My roommate, Jackie, a fellow RPCV, and I went to pay our respects to Mr. Shriver and his family at a public wake in D.C. I was expecting the atmosphere to be somber and serious, but it was surprisingly light-hearted and joyful. Scores of people were there, crowding the church, and I soon understood why the mood was so light; it was truly a celebration of his life and his tireless work.

I met Mr. Shriver’s children and grandchildren, and when I introduced myself as a Returned Peace Corps Volunteer, they immediately thanked me for my service and asked me where and when I had served. In talking with his family, it was obvious that his charm, his passion, and his commitment to service will survive and thrive. His light and love for others was radiating through all of them. One of his grandsons, a freshman in college, was already aiming to join the Peace Corps after graduation, and I have no doubt that he will experience the same success and growth that I experienced.
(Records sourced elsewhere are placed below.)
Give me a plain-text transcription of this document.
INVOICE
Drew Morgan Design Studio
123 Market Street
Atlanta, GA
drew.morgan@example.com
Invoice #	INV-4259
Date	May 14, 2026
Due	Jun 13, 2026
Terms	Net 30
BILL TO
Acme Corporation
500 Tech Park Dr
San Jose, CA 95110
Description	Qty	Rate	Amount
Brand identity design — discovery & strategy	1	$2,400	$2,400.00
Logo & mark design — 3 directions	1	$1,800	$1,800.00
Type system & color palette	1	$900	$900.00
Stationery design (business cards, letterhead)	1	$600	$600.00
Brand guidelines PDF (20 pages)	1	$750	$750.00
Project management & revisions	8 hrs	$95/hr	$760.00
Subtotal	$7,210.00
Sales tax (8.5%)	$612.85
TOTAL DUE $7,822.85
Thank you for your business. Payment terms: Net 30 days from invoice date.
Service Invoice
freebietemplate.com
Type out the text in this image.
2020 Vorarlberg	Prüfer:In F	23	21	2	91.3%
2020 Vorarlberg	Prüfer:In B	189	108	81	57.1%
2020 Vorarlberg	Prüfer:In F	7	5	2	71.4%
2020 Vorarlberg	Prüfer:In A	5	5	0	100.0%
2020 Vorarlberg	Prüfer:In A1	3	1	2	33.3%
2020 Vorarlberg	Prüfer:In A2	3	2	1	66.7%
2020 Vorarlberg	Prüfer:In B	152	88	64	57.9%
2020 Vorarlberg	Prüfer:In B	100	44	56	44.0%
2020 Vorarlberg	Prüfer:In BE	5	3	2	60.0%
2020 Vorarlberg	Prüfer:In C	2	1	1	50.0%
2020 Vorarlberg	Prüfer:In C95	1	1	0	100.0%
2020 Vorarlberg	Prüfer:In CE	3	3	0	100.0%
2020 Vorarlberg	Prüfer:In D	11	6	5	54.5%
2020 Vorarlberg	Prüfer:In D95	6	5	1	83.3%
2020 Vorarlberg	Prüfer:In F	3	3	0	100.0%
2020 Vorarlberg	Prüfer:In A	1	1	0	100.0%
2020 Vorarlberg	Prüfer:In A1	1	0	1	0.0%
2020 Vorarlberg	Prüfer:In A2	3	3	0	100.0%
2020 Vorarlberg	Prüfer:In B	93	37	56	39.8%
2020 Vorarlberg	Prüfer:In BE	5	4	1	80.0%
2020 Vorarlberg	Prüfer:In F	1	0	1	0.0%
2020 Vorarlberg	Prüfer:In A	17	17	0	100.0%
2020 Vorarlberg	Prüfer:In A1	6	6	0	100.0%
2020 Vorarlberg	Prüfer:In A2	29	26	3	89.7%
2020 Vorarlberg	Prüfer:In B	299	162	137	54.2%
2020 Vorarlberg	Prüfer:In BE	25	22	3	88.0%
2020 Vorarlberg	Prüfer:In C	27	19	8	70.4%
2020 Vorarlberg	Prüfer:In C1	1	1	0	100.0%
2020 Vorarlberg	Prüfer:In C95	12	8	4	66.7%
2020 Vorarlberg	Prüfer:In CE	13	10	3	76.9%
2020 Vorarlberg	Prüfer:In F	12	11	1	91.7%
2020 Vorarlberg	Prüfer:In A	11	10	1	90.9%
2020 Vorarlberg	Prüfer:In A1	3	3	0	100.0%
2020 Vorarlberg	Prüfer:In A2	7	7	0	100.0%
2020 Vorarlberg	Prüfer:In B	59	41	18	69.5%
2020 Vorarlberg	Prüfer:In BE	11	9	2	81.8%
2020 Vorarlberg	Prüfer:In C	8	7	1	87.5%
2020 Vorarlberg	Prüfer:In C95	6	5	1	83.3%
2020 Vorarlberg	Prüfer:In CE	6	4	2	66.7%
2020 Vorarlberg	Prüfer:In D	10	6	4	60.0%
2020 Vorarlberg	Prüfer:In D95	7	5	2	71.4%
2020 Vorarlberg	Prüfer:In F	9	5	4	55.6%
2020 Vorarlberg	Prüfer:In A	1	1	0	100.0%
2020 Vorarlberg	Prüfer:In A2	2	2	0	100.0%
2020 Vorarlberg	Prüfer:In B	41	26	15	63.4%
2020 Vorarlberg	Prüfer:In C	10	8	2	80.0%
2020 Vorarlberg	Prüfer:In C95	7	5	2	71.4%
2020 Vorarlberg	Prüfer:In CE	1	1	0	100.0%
I never met Mr. Shriver, but after meeting his family and learning more about his life and work, I now feel as if he’s an old friend. As a nurse, I aim to work in much the same capacity as Mr. Shriver did, to stamp out injustice and inequality, to create communities of caring, and to serve the under-served. I honor and appreciate his commitment to service and will strive to continue his legacy.

Kari served as a Peace Corps Volunteer in China from 2006 to 2008, realized she wanted a “more hands-on approach” to serving others, and is now a nursing student in the traditional class of 2012.